Enquiries with Barclays
in London reveal an astonishing revelation that its management is very well
informed. For instance, it knows exactly who Bank Windhoek is, and that an
earlier attempt by Barclays to take over Bank Windhoek through the ABSA
shareholding link also failed.
The Barclays
spokesperson was also knowledgeable on the fact that Bank Windhoek's
counteroffer to buy out ABSA's shareholding was successful.
In its latest
acquisition plans, Barclays wanted to get full control of ABN AMRO. In an
agreement between the two financial giants dated 23 April 2007, a target
threshold for 80% of the shareholding was set. Barclays invited holders of
ordinary shares and of American Depository shares to tender their shareholding.
In a statement
Barclays said: "Barclays announces that as at 4 October 2007, the Closing
Date of its offer for ABN AMRO Holding N.V., not all the conditions relating to
the Offer was fulfilled. In particular, the condition that at least 80% of ABN
AMRO’s issued ordinary share capital as at the Closing Date (excluding any
ordinary shares held by ABN AMRO) was tendered has not been fulfilled."
Barclays withdrew
the buy-out offer with immediate effect. The threshold not being reached sunk
the deal.
"As at 4
October 2007, 4,410,136 ordinary shares in the share capital of ABN AMRO were
tendered under the Offer, as well as 782,945 American Depositary Shares. In
addition 5,260 formerly convertible preference shares and 8,466,875 DR
preference shares were tendered." said Barclays in the same statement.
The agreement
between Barclays and ABN AMRO has also been terminated leaving ABN AMRO to pick
a €200 million tab as a break fee. Barclays specifically stated that this
amount will "significantly exceed the costs that Barclays incurred in
connection with the offer." This announcement is to reassure Barclays’
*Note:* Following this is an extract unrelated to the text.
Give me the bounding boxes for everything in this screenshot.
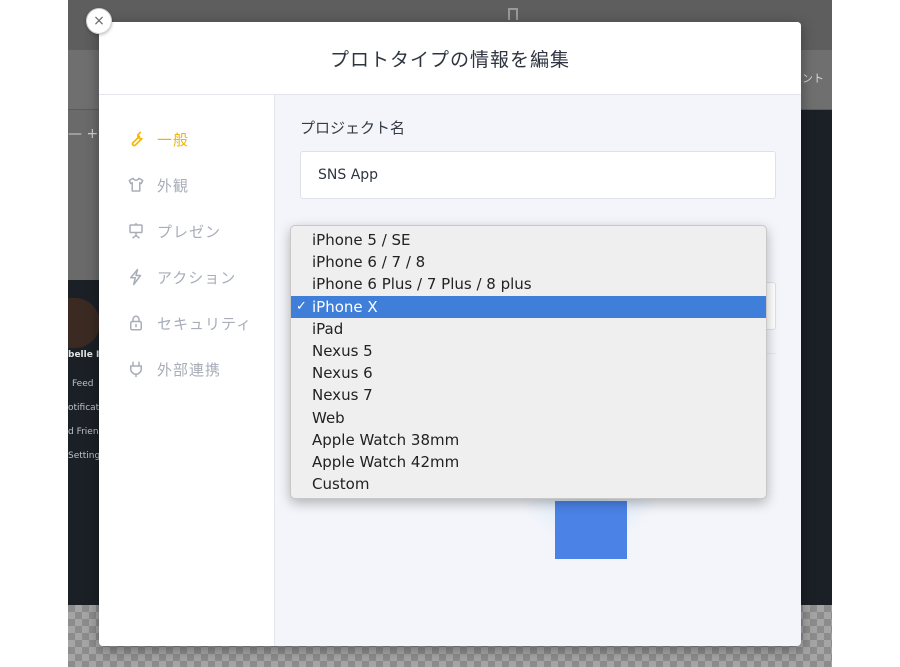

shareholders that the latter has not incurred any losses when the intended deal
collapsed.
"The Barclays
share buyback programme terminated [last Friday] and will restart without the
restrictions specific to the Offer as announced on 2 August 2007. To date
Barclays has in aggregate acquired approximately 140.9 million shares for
cancellation at an average price of 622.5 pence. Under the new, restarted
programme, up to £1.55 billion remains available to purchase a maximum of 196.0
million shares for cancellation during the period from 8 October to 31 December
2007. The objective of the restarted programme remains to immunise the dilutive
effect of the issuance of shares to China Development Bank and Temasek on
existing shareholders.
John Varley,
Barclays Group CEO, said: “I thank Barclays shareholders and employees for
their overwhelming support for this transaction over the past months. Barclays
has strong momentum and I am confident that we will continue to deliver
significant growth in the coming years.”
Marcus Agius,
Barclays Group Chairman, said: "The Board is proud of the way Barclays
senior management conducted the campaign for ABN AMRO. We remain committed to
continuing our successful strategy of Earn, Invest and Grow."